On the macro level, Tourneur’s THE WHIP seems to survive (on YouTube, anyway) in a slightly mangled and ineffective form. On the micro level, within individual scenes, it certainly has effective stuff.
A Bunuelian moment (avant la letter): Baron Sartoris shaves, looking out the window at the object of his mercenary intentions and her beau. An iris effect singles out his POV — this seems like an intelligent use of vignetting, which is often merely decorative. Using it to tell the audience when we’re watching through a human eye (which is round) as opposed to through a camera (boxy) makes sense, even if movies could ultimately dispense with this shorthand. And having the watcher wield a razor as he spies adds a sinister feeling.



Since the action revolves around a stables, Tourneur throws in a fox hunt. The intertitle saves us any unnecessarily visceral imagery —

And this seems to still relate somehow to the malevolent scheming of Baron Sartoris.
I’ve previously observed that the film seems to be missing explanatory titles. Here comes evidence that it’s missing whole scenes, as Sartoris apologises to hero Brancaster for a loss of temper which we haven’t ever seen.


I begin to wonder if this film isn’t going to cut off dead in mid-climax and leave me panting. Hopefully not.
Sartoris has jiggered Brancaster’s flivver — some business with the brakes — and Tourneur gives us the 1917 version of an action climax. This consists of wide shots of the car on the road intercut with subliminal-quick shots of feet on brakes, hand on hand-brake. But without any close shots of the people in the car it’s not very emotional. One can see why those shots would be hard to achieve in 1917, though I can imagine ways to make them possible without too much engineering. But this kind of sequence is a new challenge for the filmmaker, distinct from the Griffithian chase, and it’s understandable that the required grammar hasn’t been grasped yet. Of course it’s also possible that Tourneur shots a bunch of anxious reaction shots and they’ve gone astray sometime in the last 107 years, along with Sartoris’ rudeness and his introductory title.
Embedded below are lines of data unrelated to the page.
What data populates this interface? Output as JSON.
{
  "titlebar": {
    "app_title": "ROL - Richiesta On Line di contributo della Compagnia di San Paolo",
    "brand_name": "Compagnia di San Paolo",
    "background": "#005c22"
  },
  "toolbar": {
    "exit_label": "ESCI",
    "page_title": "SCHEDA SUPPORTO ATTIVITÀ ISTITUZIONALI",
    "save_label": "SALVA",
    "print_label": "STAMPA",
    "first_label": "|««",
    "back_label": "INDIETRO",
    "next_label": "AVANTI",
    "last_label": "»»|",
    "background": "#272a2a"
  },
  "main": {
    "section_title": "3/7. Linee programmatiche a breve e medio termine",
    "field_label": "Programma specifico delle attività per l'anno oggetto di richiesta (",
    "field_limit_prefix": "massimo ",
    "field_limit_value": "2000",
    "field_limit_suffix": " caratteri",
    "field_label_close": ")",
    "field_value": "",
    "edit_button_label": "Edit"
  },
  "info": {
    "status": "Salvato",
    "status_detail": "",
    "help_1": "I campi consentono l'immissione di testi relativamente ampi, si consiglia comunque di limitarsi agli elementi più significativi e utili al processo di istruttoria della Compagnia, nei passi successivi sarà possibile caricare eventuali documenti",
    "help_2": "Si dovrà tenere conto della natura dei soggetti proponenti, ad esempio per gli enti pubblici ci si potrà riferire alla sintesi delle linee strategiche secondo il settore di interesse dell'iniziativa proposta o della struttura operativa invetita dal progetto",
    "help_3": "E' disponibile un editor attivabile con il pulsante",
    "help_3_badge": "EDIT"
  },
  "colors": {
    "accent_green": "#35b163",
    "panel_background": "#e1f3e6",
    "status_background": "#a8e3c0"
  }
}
The crash at the end is really interesting — the car stops on a dime and rolls over sideways, indefiance of the laws of physics. The movement is both herky and jerky, resulting either from extreme undercranking or stop motion animation. If the former, it’s impressive that they’ve managed to flip the flivver over without visible wirework; if the latter, it’s impressive full stop.
Watching it frame-by-frame, I’m still uncertain but I think the occupants may be dolls. If they’re real humanoids I find it hard to see how Tourneur could avoid mangling them, but then I’m not certain old Maurice wouldn’t regard the mangling of humanoids to be all in a day’s enjoyable work.
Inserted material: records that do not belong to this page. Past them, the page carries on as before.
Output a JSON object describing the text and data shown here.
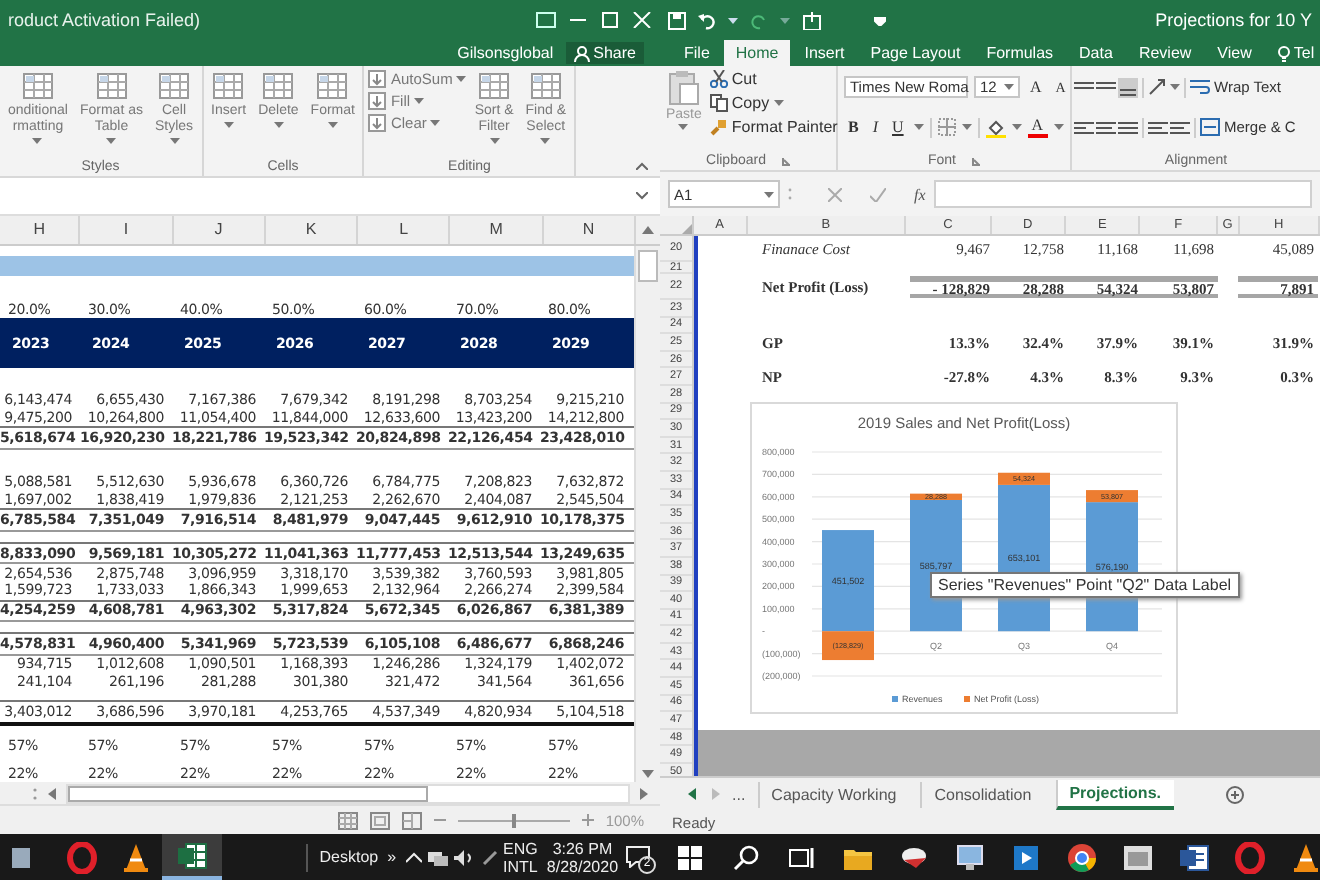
{
  "left_window": {
    "title": "roduct Activation Failed)",
    "account": "Gilsonsglobal",
    "share_button": "Share",
    "ribbon_groups": [
      {
        "label": "Styles",
        "buttons": [
          {
            "kind": "large",
            "label": "onditional\nrmatting",
            "dropdown": true
          },
          {
            "kind": "large",
            "label": "Format as\nTable",
            "dropdown": true
          },
          {
            "kind": "large",
            "label": "Cell\nStyles",
            "dropdown": true
          }
        ]
      },
      {
        "label": "Cells",
        "buttons": [
          {
            "kind": "large",
            "label": "Insert",
            "dropdown": true
          },
          {
            "kind": "large",
            "label": "Delete",
            "dropdown": true
          },
          {
            "kind": "large",
            "label": "Format",
            "dropdown": true
          }
        ]
      },
      {
        "label": "Editing",
        "buttons": [
          {
            "kind": "small",
            "label": "AutoSum",
            "dropdown": true
          },
          {
            "kind": "small",
            "label": "Fill",
            "dropdown": true
          },
          {
            "kind": "small",
            "label": "Clear",
            "dropdown": true
          },
          {
            "kind": "large",
            "label": "Sort &\nFilter",
            "dropdown": true
          },
          {
            "kind": "large",
            "label": "Find &\nSelect",
            "dropdown": true
          }
        ]
      }
    ],
    "columns": [
      "H",
      "I",
      "J",
      "K",
      "L",
      "M",
      "N"
    ],
    "rows": [
      {
        "kind": "gap"
      },
      {
        "kind": "band"
      },
      {
        "kind": "blank"
      },
      {
        "kind": "percent",
        "cells": [
          "20.0%",
          "30.0%",
          "40.0%",
          "50.0%",
          "60.0%",
          "70.0%",
          "80.0%"
        ]
      },
      {
        "kind": "header",
        "cells": [
          "2023",
          "2024",
          "2025",
          "2026",
          "2027",
          "2028",
          "2029"
        ]
      },
      {
        "kind": "blank"
      },
      {
        "kind": "value",
        "cells": [
          "6,143,474",
          "6,655,430",
          "7,167,386",
          "7,679,342",
          "8,191,298",
          "8,703,254",
          "9,215,210"
        ]
      },
      {
        "kind": "value",
        "cells": [
          "9,475,200",
          "10,264,800",
          "11,054,400",
          "11,844,000",
          "12,633,600",
          "13,423,200",
          "14,212,800"
        ]
      },
      {
        "kind": "total",
        "cells": [
          "5,618,674",
          "16,920,230",
          "18,221,786",
          "19,523,342",
          "20,824,898",
          "22,126,454",
          "23,428,010"
        ]
      },
      {
        "kind": "blank"
      },
      {
        "kind": "value",
        "cells": [
          "5,088,581",
          "5,512,630",
          "5,936,678",
          "6,360,726",
          "6,784,775",
          "7,208,823",
          "7,632,872"
        ]
      },
      {
        "kind": "value",
        "cells": [
          "1,697,002",
          "1,838,419",
          "1,979,836",
          "2,121,253",
          "2,262,670",
          "2,404,087",
          "2,545,504"
        ]
      },
      {
        "kind": "total",
        "cells": [
          "6,785,584",
          "7,351,049",
          "7,916,514",
          "8,481,979",
          "9,047,445",
          "9,612,910",
          "10,178,375"
        ]
      },
      {
        "kind": "gap"
      },
      {
        "kind": "total",
        "cells": [
          "8,833,090",
          "9,569,181",
          "10,305,272",
          "11,041,363",
          "11,777,453",
          "12,513,544",
          "13,249,635"
        ]
      },
      {
        "kind": "value",
        "cells": [
          "2,654,536",
          "2,875,748",
          "3,096,959",
          "3,318,170",
          "3,539,382",
          "3,760,593",
          "3,981,805"
        ]
      },
      {
        "kind": "value",
        "cells": [
          "1,599,723",
          "1,733,033",
          "1,866,343",
          "1,999,653",
          "2,132,964",
          "2,266,274",
          "2,399,584"
        ]
      },
      {
        "kind": "total",
        "cells": [
          "4,254,259",
          "4,608,781",
          "4,963,302",
          "5,317,824",
          "5,672,345",
          "6,026,867",
          "6,381,389"
        ]
      },
      {
        "kind": "gap"
      },
      {
        "kind": "total",
        "cells": [
          "4,578,831",
          "4,960,400",
          "5,341,969",
          "5,723,539",
          "6,105,108",
          "6,486,677",
          "6,868,246"
        ]
      },
      {
        "kind": "value",
        "cells": [
          "934,715",
          "1,012,608",
          "1,090,501",
          "1,168,393",
          "1,246,286",
          "1,324,179",
          "1,402,072"
        ]
      },
      {
        "kind": "value",
        "cells": [
          "241,104",
          "261,196",
          "281,288",
          "301,380",
          "321,472",
          "341,564",
          "361,656"
        ]
      },
      {
        "kind": "gap"
      },
      {
        "kind": "final",
        "cells": [
          "3,403,012",
          "3,686,596",
          "3,970,181",
          "4,253,765",
          "4,537,349",
          "4,820,934",
          "5,104,518"
        ]
      },
      {
        "kind": "gap"
      },
      {
        "kind": "percent",
        "cells": [
          "57%",
          "57%",
          "57%",
          "57%",
          "57%",
          "57%",
          "57%"
        ]
      },
      {
        "kind": "gap"
      },
      {
        "kind": "percent",
        "cells": [
          "22%",
          "22%",
          "22%",
          "22%",
          "22%",
          "22%",
          "22%"
        ]
      }
    ],
    "zoom_slider": {
      "level": 0.5
    },
    "zoom_level": "100%"
  },
  "right_window": {
    "title": "Projections for 10 Y",
    "tabs": [
      {
        "kind": "tab",
        "label": "File",
        "selected": false
      },
      {
        "kind": "tab",
        "label": "Home",
        "selected": true
      },
      {
        "kind": "tab",
        "label": "Insert",
        "selected": false
      },
      {
        "kind": "tab",
        "label": "Page Layout",
        "selected": false
      },
      {
        "kind": "tab",
        "label": "Formulas",
        "selected": false
      },
      {
        "kind": "tab",
        "label": "Data",
        "selected": false
      },
      {
        "kind": "tab",
        "label": "Review",
        "selected": false
      },
      {
        "kind": "tab",
        "label": "View",
        "selected": false
      },
      {
        "kind": "tell_me",
        "label": "Tel",
        "selected": false
      }
    ],
    "clipboard": {
      "label": "Clipboard",
      "paste": "Paste",
      "actions": [
        {
          "label": "Cut",
          "dropdown": false
        },
        {
          "label": "Copy",
          "dropdown": true
        },
        {
          "label": "Format Painter",
          "dropdown": false
        }
      ]
    },
    "font": {
      "label": "Font",
      "font_name": "Times New Roma",
      "font_size": "12",
      "grow": "A",
      "shrink": "A",
      "styles": [
        "B",
        "I",
        "U"
      ],
      "font_color": "A"
    },
    "alignment": {
      "label": "Alignment",
      "wrap_text": "Wrap Text",
      "merge": "Merge & C"
    },
    "name_box": "A1",
    "function_label": "fx",
    "columns": [
      "A",
      "B",
      "C",
      "D",
      "E",
      "F",
      "G",
      "H"
    ],
    "rows": [
      {
        "number": "20",
        "kind": "italic",
        "cells": {
          "B": "Finanace Cost",
          "C": "9,467",
          "D": "12,758",
          "E": "11,168",
          "F": "11,698",
          "H": "45,089"
        }
      },
      {
        "number": "21",
        "kind": "blank"
      },
      {
        "number": "22",
        "kind": "total",
        "cells": {
          "B": "Net Profit (Loss)",
          "C": "- 128,829",
          "D": "28,288",
          "E": "54,324",
          "F": "53,807",
          "H": "7,891"
        }
      },
      {
        "number": "23",
        "kind": "blank"
      },
      {
        "number": "24",
        "kind": "blank"
      },
      {
        "number": "25",
        "kind": "bold",
        "cells": {
          "B": "GP",
          "C": "13.3%",
          "D": "32.4%",
          "E": "37.9%",
          "F": "39.1%",
          "H": "31.9%"
        }
      },
      {
        "number": "26",
        "kind": "blank"
      },
      {
        "number": "27",
        "kind": "bold",
        "cells": {
          "B": "NP",
          "C": "-27.8%",
          "D": "4.3%",
          "E": "8.3%",
          "F": "9.3%",
          "H": "0.3%"
        }
      },
      {
        "number": "28",
        "kind": "blank"
      },
      {
        "number": "29",
        "kind": "blank"
      },
      {
        "number": "30",
        "kind": "blank"
      },
      {
        "number": "31",
        "kind": "blank"
      },
      {
        "number": "32",
        "kind": "blank"
      },
      {
        "number": "33",
        "kind": "blank"
      },
      {
        "number": "34",
        "kind": "blank"
      },
      {
        "number": "35",
        "kind": "blank"
      },
      {
        "number": "36",
        "kind": "blank"
      },
      {
        "number": "37",
        "kind": "blank"
      },
      {
        "number": "38",
        "kind": "blank"
      },
      {
        "number": "39",
        "kind": "blank"
      },
      {
        "number": "40",
        "kind": "blank"
      },
      {
        "number": "41",
        "kind": "blank"
      },
      {
        "number": "42",
        "kind": "blank"
      },
      {
        "number": "43",
        "kind": "blank"
      },
      {
        "number": "44",
        "kind": "blank"
      },
      {
        "number": "45",
        "kind": "blank"
      },
      {
        "number": "46",
        "kind": "blank"
      },
      {
        "number": "47",
        "kind": "blank"
      },
      {
        "number": "48",
        "kind": "outside"
      },
      {
        "number": "49",
        "kind": "outside"
      },
      {
        "number": "50",
        "kind": "outside"
      }
    ],
    "chart": {
      "chart_data": {
        "type": "bar",
        "title": "2019 Sales and Net Profit(Loss)",
        "categories": [
          null,
          "Q2",
          "Q3",
          "Q4"
        ],
        "stacked": true,
        "grid": true,
        "legend": "bottom",
        "ylim": [
          -200000,
          800000
        ],
        "value_labels": [
          [
            "451,502",
            "585,797",
            "653,101",
            "576,190"
          ],
          [
            "(128,829)",
            "28,288",
            "54,324",
            "53,807"
          ]
        ],
        "yticks": [
          {
            "value": 800000,
            "label": "800,000"
          },
          {
            "value": 700000,
            "label": "700,000"
          },
          {
            "value": 600000,
            "label": "600,000"
          },
          {
            "value": 500000,
            "label": "500,000"
          },
          {
            "value": 400000,
            "label": "400,000"
          },
          {
            "value": 300000,
            "label": "300,000"
          },
          {
            "value": 200000,
            "label": "200,000"
          },
          {
            "value": 100000,
            "label": "100,000"
          },
          {
            "value": 0,
            "label": "-"
          },
          {
            "value": -100000,
            "label": "(100,000)"
          },
          {
            "value": -200000,
            "label": "(200,000)"
          }
        ],
        "series": [
          {
            "name": "Revenues",
            "color": "#5b9bd5",
            "values": [
              451502,
              585797,
              653101,
              576190
            ]
          },
          {
            "name": "Net Profit (Loss)",
            "color": "#ed7d31",
            "values": [
              -128829,
              28288,
              54324,
              53807
            ]
          }
        ]
      }
    },
    "tooltip": "Series \"Revenues\" Point \"Q2\" Data Label",
    "sheet_nav_more": "...",
    "sheet_tabs": [
      {
        "label": "Capacity Working",
        "selected": false
      },
      {
        "label": "Consolidation",
        "selected": false
      },
      {
        "label": "Projections.",
        "selected": true
      }
    ],
    "status": "Ready"
  },
  "left_taskbar": {
    "apps": [
      {
        "kind": "tile",
        "active": false
      },
      {
        "kind": "opera",
        "active": false
      },
      {
        "kind": "vlc",
        "active": false
      },
      {
        "kind": "excel",
        "active": true
      }
    ],
    "desktop": "Desktop",
    "overflow": "»",
    "language_top": "ENG",
    "language_bottom": "INTL",
    "time": "3:26 PM",
    "date": "8/28/2020",
    "notifications": "2"
  },
  "right_taskbar": {
    "apps": [
      {
        "kind": "start",
        "active": false
      },
      {
        "kind": "search",
        "active": false
      },
      {
        "kind": "taskview",
        "active": false
      },
      {
        "kind": "folder",
        "active": false
      },
      {
        "kind": "remote",
        "active": false
      },
      {
        "kind": "computer",
        "active": false
      },
      {
        "kind": "media",
        "active": false
      },
      {
        "kind": "chrome",
        "active": false
      },
      {
        "kind": "window",
        "active": false
      },
      {
        "kind": "word",
        "active": false
      },
      {
        "kind": "opera",
        "active": false
      },
      {
        "kind": "vlc",
        "active": false
      }
    ]
  }
}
A jump cut sets the wreck on fire and suddenly it’s night-for-night. During the drive, it looked like day-for-night for precisely one shot, where Tourneur wisely framed out the sky and turned the headlamps on. The rest of the time he’s depended on blue tinting, I suspect, which hasn’t been passed down to us. But he knows he’ll get a better night effect by shooting the blaze after sundown.
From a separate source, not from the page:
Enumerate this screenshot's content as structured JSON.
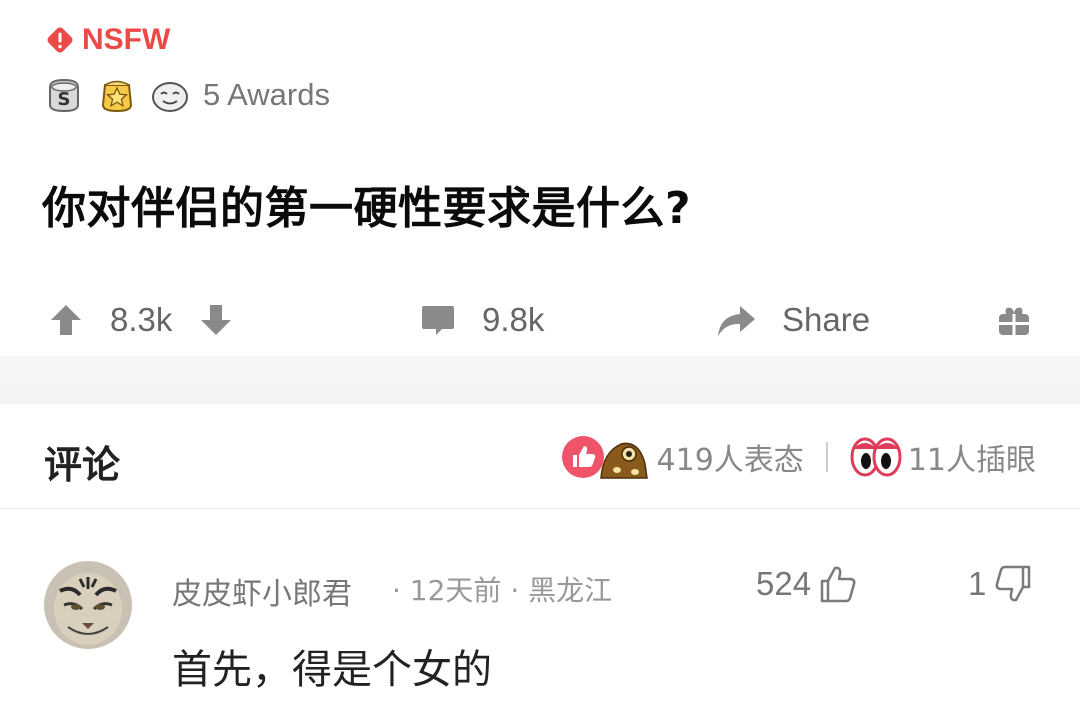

The next morning, Sartoris and his accomplice (who is she?) listen for news of the calamity, and I’ll end on a lovely bit of classic Tourneur shadowplay — we see the eavesdroppers, skulking, and a main rushing with the report of the tragedy, but in that shot we also get the Baron’s profile cast in outline against the wall. Really nice. Tourneur’s mind is far more focussed than any of his contemporaries on the expressive possibilities of the image.